Canadian dairy producers are well aware of the misinformation surrounding their livelihood, and the participating farms welcomed the opportunity to meet and educate the public where they live and work, sharing a day on a working dairy farm.
Exposure to the rural, agricultural lifestyle is often limited, particularly for many urban families. We saw the opportunity to create a county fair-style event identity, working with the host farms to embrace the spirit of true openness.
Over four months, we worked closely with Dairy Farmers of Ontario and the regional Dairy Producer Committees to design, produce, package, and ship 15 custom Open Farm Days event kits.
The kits included everything the farms would need to produce and host a pop-up county fair, from seven-foot wide custom pinatas, bunting, and Holstein Face fans to 40-foot play parachutes, photo booths, and prize picnic baskets filled with Ontario cheese.
Working over two solid weeks, we sorted, packaged, and delivered complete event kits including a host and volunteer guide, wayfinding, and entertainment ideas to 15 locations. We took calls and questions from hosts and managed a regional advertising campaign to promote the events.
We were lucky enough to attend three separate events to experience the result of our efforts, and the public response to the dairy producers and volunteers was lovely to see. Beyond the ice cream, rides, and entertainment, people were truly engaged and curious about the enterprise and the animals, and many mentioned that they felt the host farms’ willingness to invite people over to learn about their business was remarkable.
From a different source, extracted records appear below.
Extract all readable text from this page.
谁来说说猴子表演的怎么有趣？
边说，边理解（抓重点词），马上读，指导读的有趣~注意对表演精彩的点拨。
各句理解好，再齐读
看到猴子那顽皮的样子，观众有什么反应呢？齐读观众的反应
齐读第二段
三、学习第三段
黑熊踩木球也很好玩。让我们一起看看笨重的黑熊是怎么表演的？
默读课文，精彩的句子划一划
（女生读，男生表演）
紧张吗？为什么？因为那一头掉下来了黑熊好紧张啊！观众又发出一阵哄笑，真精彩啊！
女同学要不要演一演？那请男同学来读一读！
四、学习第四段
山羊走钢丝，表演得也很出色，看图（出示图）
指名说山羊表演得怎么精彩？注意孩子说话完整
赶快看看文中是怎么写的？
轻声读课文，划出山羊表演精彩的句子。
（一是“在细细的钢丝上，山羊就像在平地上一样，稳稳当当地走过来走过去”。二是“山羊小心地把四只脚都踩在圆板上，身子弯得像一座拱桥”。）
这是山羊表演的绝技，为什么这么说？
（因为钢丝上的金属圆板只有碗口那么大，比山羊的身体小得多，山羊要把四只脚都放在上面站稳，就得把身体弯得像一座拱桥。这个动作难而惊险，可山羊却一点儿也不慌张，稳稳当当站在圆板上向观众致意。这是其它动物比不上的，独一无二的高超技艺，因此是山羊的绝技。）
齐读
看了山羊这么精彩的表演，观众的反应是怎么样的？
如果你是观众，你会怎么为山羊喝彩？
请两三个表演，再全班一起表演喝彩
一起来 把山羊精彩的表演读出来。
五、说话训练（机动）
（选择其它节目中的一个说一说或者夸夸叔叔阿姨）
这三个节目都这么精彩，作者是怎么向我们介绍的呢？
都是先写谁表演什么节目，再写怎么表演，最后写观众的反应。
Barn doors were opened to over 12,000 Ontarians to help them experience a real dairy farm first hand and show what dairy producers do and why they do it, and to grow the relationship between rural and urban communities. Special guests included government representatives, like MPs and MPPs as well as local media, businesses, schools, and dairy processors.
Over 2,300,000 social media impressions were generated, with overwhelmingly positive and engaged feedback. The public response to the event encouraged dairy farming families, who have agreed to host the event (on a smaller scale) annually, to continue the spirit of open hospitality and dairy education across Ontario.